School's out. The '09 Cowboys have received their degrees and are matriculating their way up I-35 towards Dallas. Their first serious job interview comes this Friday, when the learned Tennessee Titans hit town.
Training camp offers a unique opportunity to view and feel the game at its most basic. Every day, the coaching staff takes some component of the game, be it red-zone play, kickoffs, goal-line play, what have you, and reduces it to the the smallest, most personal lessons.
The mentor-apprentice nature of the camp is the biggest reason I miss Oxnard. Don't misunderstand. I love San Antonio's proximity, the air conditioning and the great views you get up high in the stands. It's the only chance I'll ever get to see the good team from the 50 yard line.
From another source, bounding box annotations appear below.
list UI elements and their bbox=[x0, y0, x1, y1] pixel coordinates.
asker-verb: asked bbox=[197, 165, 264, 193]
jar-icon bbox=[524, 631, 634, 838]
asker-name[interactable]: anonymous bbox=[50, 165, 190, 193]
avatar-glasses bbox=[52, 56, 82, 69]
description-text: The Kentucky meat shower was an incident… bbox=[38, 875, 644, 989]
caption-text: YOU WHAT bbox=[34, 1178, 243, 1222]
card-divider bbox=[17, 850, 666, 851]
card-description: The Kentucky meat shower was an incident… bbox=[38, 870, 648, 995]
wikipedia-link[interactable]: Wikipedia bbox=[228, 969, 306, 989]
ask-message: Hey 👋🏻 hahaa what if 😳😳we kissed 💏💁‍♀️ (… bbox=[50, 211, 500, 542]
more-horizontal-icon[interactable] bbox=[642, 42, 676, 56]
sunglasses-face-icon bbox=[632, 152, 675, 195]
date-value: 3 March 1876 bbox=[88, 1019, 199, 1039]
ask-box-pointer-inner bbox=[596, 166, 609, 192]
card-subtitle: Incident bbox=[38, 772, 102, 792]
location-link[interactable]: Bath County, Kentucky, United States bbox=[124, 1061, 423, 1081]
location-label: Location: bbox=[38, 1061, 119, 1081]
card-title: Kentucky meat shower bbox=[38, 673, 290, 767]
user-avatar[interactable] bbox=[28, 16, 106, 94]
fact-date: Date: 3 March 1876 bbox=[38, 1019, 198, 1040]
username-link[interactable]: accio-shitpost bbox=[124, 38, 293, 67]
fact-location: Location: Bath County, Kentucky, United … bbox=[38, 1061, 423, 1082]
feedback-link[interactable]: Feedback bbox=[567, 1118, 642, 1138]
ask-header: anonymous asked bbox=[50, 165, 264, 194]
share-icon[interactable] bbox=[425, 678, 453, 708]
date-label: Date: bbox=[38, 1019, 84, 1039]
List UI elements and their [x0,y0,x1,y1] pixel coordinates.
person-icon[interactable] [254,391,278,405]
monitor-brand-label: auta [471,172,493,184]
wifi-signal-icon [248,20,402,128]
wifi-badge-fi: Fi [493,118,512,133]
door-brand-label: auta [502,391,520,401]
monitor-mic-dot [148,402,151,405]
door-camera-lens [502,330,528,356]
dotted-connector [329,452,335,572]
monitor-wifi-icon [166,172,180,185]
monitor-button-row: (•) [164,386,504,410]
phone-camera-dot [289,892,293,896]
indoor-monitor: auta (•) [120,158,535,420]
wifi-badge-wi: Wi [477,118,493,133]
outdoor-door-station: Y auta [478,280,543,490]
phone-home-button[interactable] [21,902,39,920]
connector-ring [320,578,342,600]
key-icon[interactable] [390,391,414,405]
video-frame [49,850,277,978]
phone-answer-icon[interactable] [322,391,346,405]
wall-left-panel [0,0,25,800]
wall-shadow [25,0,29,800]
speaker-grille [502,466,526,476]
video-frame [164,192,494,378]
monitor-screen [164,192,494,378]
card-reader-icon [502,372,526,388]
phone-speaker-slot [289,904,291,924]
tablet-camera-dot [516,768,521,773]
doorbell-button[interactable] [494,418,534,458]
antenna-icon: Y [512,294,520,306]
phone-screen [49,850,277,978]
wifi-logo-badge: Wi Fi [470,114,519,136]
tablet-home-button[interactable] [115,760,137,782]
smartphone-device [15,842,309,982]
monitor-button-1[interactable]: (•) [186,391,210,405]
The Alamodome, however, takes you far away from the minute-to-minute teaching which goes on every day.
Let's say one day the team plans on refining its 3rd down passing and pass defense games. Both units will break up after stretching and walk through the personnel packages and plays to be run in that practice. Then, the units disperse further, working in units.
The receivers will meet in the middle of the near field and Ray Sherman will have them practice the routes the plays emphasize: deep outs, comebacks, slants. Further down the near field, the quarterbacks and running backs work out the formation calls and blitz pickups. On the opposite end of the near field Hudson Houck will work his guys on front recognition and blitz pickups. Do they need to slide towards one side on a play? Make switches to nullify twists? Farther away still, John Garrett works his guys on blocking outside linebackers when protection is called for and getting clean releases upfield when a pattern needs to be run.
On the far field the defense is working in small groups on the process of destroying the offense's plans. Todd Grantham drills his guys on proper hand usage, on knocking down an offensive lineman's punchout. Reggie Herring schools his guys on building a repertoire of move. The OLBs will work on rips, on counter moves, on spins. The inside backers work on recognizing run or pass, on identifying whether they wait in short zones for receivers running crossing routes or whether they should chase backs into the flat. Or, better yet, if they get to blitz inside.
At the far end, behind the quarterbacks, Dave Campo and Brett Maxie bring the same approach to the secondary. Their guys will spend minutes doing what appears like a slow-motion game of tag, as the corners and safeties form two lines and shadow each other along a yard line, the coaches looking on in near silence. After several minutes of confusion it hits you -- they're learning how to recognize motion and how to switch according to the defense called.
This time of the practice can induce the most yawns from the single-day visitor, but I've come to appreciate this relatively quiet time. Once the dynamics of a practice become clear, you realize that here, in the position drills, up to ten hands-on lessons are going on at the same time. And each of the football professors brings his own lecturing style. John Garrett is the Socratic type, liberally mixing questions into the drills. He'll encourage a gunner in a punt coverage drill on a tactic and then ask him, "why do you do that?" Garrett's methods extend beyond his players. One afternoon he stumped one of his special teams guys with a question about a touchback rule. When no answer came, Garrett turned to the visiting NFL referee and stunned the official by demanding, "explain it to him!"
The line coaches teach in more more deliberate, yet effective ways. Grantham walking his guys though a technique, stopping them midway a move to show where their arms belong. Houck will stand with his arms folded, watching his guys work on an individual or combo drill. He'll then step in and deliver a sharp, carefully considered,sometimes complementary, sometimes withering critique. His voice never seems to carry as far as the fans, even when the linemen are working ten feet or so from the camp fence. His words are received. You only have to look at the intense concentration on his linemens' faces every time to makes a point to understand.
Then, there are the screamers. Herring wants his backers to play with abandon and he coaches them that way, flying into the drill to explain what he wants, his arms flailing. Campo, however, is the king of volume, until his voice goes, which it inevitably does near the end of every session. He machine guns criticisms and encouragement at his players in a worn, hoarse tone. Campo nevertheless makes a point of answering the press' questions every day, regardless of how much or how little voice remains.
In the meat of these practices, every position on every play is overseen by a pair of experienced eyes. The cuts the every receiver makes, the angles every safety takes to a ball, the reads a quarterback or a receiver makes -- all these things are fine tuned. That's why the "camp cupcake" description grates. Hitting occurs, in the 11-on-11s, but it always follows the instructions. The coaches don't confuse contact for proper execution of assignments.
How well did the pupils learn? The funny part of camp is that the professors never give the final exams. This week, some guys from Tennessee, with names like Roos, Johnson, Collins, Scott, Griffin, Finnegan, Kearse and Bullock will pose the questions. It will fall to the fans in the stands and those watching on TV to grade the Cowboys' answers.